My oldest sister Charlotte and Dorothy were good friends in high school. As happens at graduation each went their different ways. Dorothy entered the Sisters of Notre Dame de Namur, taught school and then was missioned to Brazil.
Dorothy worked on behalf of the peasant farmers there who were sustaining threats from the loggers, ranchers and their hired gunman. It was the farmer’s land they were after. Some urged her to leave or crank down her outcry against the devastation of the Brazilian rain forest. Sr. Dorothy would not leave the poor farmers whose livelihood and land were in peril. She traveled to their villages over almost impassable mud roads to read scripture and pray together, to uplift their spirits and sustain their courage. They had each other and they could continue to live in harmony with themselves, the rainforest and their God.
On her way through the forest to a gathering of farmers, Dorothy Stang was stopped, questioned, and gunned down by two men in February, 2005. An older woman standing with, praying with, and being with poor peasant farmers is viewed as a subversive activity against the powerful. That simple activity cost her life. How you are to be is peaceful, gentle and loving in the midst of intense resistance. You will be sent as sheep among wolves, Jesus promises us.

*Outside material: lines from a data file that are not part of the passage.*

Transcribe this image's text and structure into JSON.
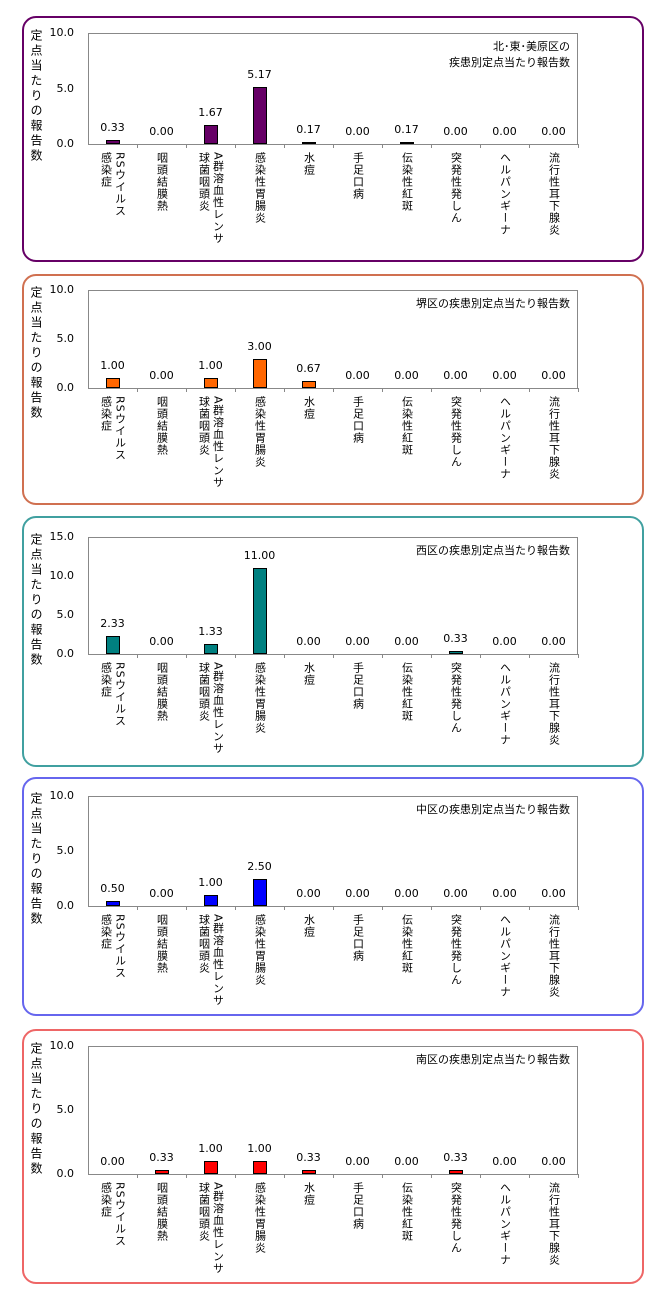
{
  "chart_data": [
    {
      "type": "bar",
      "title": "北･東･美原区の\n疾患別定点当たり報告数",
      "ylabel": "定点当たりの報告数",
      "ylim": [
        0,
        10
      ],
      "yticks": [
        "10.0",
        "5.0",
        "0.0"
      ],
      "color": "#660066",
      "border": "#660066",
      "categories": [
        "RSウイルス\n感染症",
        "咽頭結膜熱",
        "A群溶血性レンサ\n球菌咽頭炎",
        "感染性胃腸炎",
        "水痘",
        "手足口病",
        "伝染性紅斑",
        "突発性発しん",
        "ヘルパンギーナ",
        "流行性耳下腺炎"
      ],
      "values": [
        0.33,
        0.0,
        1.67,
        5.17,
        0.17,
        0.0,
        0.17,
        0.0,
        0.0,
        0.0
      ],
      "labels": [
        "0.33",
        "0.00",
        "1.67",
        "5.17",
        "0.17",
        "0.00",
        "0.17",
        "0.00",
        "0.00",
        "0.00"
      ]
    },
    {
      "type": "bar",
      "title": "堺区の疾患別定点当たり報告数",
      "ylabel": "定点当たりの報告数",
      "ylim": [
        0,
        10
      ],
      "yticks": [
        "10.0",
        "5.0",
        "0.0"
      ],
      "color": "#ff6600",
      "border": "#d07050",
      "categories": [
        "RSウイルス\n感染症",
        "咽頭結膜熱",
        "A群溶血性レンサ\n球菌咽頭炎",
        "感染性胃腸炎",
        "水痘",
        "手足口病",
        "伝染性紅斑",
        "突発性発しん",
        "ヘルパンギーナ",
        "流行性耳下腺炎"
      ],
      "values": [
        1.0,
        0.0,
        1.0,
        3.0,
        0.67,
        0.0,
        0.0,
        0.0,
        0.0,
        0.0
      ],
      "labels": [
        "1.00",
        "0.00",
        "1.00",
        "3.00",
        "0.67",
        "0.00",
        "0.00",
        "0.00",
        "0.00",
        "0.00"
      ]
    },
    {
      "type": "bar",
      "title": "西区の疾患別定点当たり報告数",
      "ylabel": "定点当たりの報告数",
      "ylim": [
        0,
        15
      ],
      "yticks": [
        "15.0",
        "10.0",
        "5.0",
        "0.0"
      ],
      "color": "#008080",
      "border": "#40a0a0",
      "categories": [
        "RSウイルス\n感染症",
        "咽頭結膜熱",
        "A群溶血性レンサ\n球菌咽頭炎",
        "感染性胃腸炎",
        "水痘",
        "手足口病",
        "伝染性紅斑",
        "突発性発しん",
        "ヘルパンギーナ",
        "流行性耳下腺炎"
      ],
      "values": [
        2.33,
        0.0,
        1.33,
        11.0,
        0.0,
        0.0,
        0.0,
        0.33,
        0.0,
        0.0
      ],
      "labels": [
        "2.33",
        "0.00",
        "1.33",
        "11.00",
        "0.00",
        "0.00",
        "0.00",
        "0.33",
        "0.00",
        "0.00"
      ]
    },
    {
      "type": "bar",
      "title": "中区の疾患別定点当たり報告数",
      "ylabel": "定点当たりの報告数",
      "ylim": [
        0,
        10
      ],
      "yticks": [
        "10.0",
        "5.0",
        "0.0"
      ],
      "color": "#0000ff",
      "border": "#6666ee",
      "categories": [
        "RSウイルス\n感染症",
        "咽頭結膜熱",
        "A群溶血性レンサ\n球菌咽頭炎",
        "感染性胃腸炎",
        "水痘",
        "手足口病",
        "伝染性紅斑",
        "突発性発しん",
        "ヘルパンギーナ",
        "流行性耳下腺炎"
      ],
      "values": [
        0.5,
        0.0,
        1.0,
        2.5,
        0.0,
        0.0,
        0.0,
        0.0,
        0.0,
        0.0
      ],
      "labels": [
        "0.50",
        "0.00",
        "1.00",
        "2.50",
        "0.00",
        "0.00",
        "0.00",
        "0.00",
        "0.00",
        "0.00"
      ]
    },
    {
      "type": "bar",
      "title": "南区の疾患別定点当たり報告数",
      "ylabel": "定点当たりの報告数",
      "ylim": [
        0,
        10
      ],
      "yticks": [
        "10.0",
        "5.0",
        "0.0"
      ],
      "color": "#ff0000",
      "border": "#ee6666",
      "categories": [
        "RSウイルス\n感染症",
        "咽頭結膜熱",
        "A群溶血性レンサ\n球菌咽頭炎",
        "感染性胃腸炎",
        "水痘",
        "手足口病",
        "伝染性紅斑",
        "突発性発しん",
        "ヘルパンギーナ",
        "流行性耳下腺炎"
      ],
      "values": [
        0.0,
        0.33,
        1.0,
        1.0,
        0.33,
        0.0,
        0.0,
        0.33,
        0.0,
        0.0
      ],
      "labels": [
        "0.00",
        "0.33",
        "1.00",
        "1.00",
        "0.33",
        "0.00",
        "0.00",
        "0.33",
        "0.00",
        "0.00"
      ]
    }
  ]
}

Our mission and challenge today is here, bringing the word of the Holy One’s loving maternal presence with us and being attentive to the common good that is desperately being called for in our neighborhoods, city, nation and world. That is what we are called to discern and act upon.
Jim Wallis of Sojourners has just published a new book: On God’s Side: What religion forgets and politics hasn’t learned about serving the common good. I would like to end with the quote from John Chrysostom that Jim begins his book with:
“This is the rule of most perfect Christianity; its most exact definition, its highest point, namely, the seeking of the common good… for nothing can so make a person an imitator of Christ as caring for [ones] neighbor.”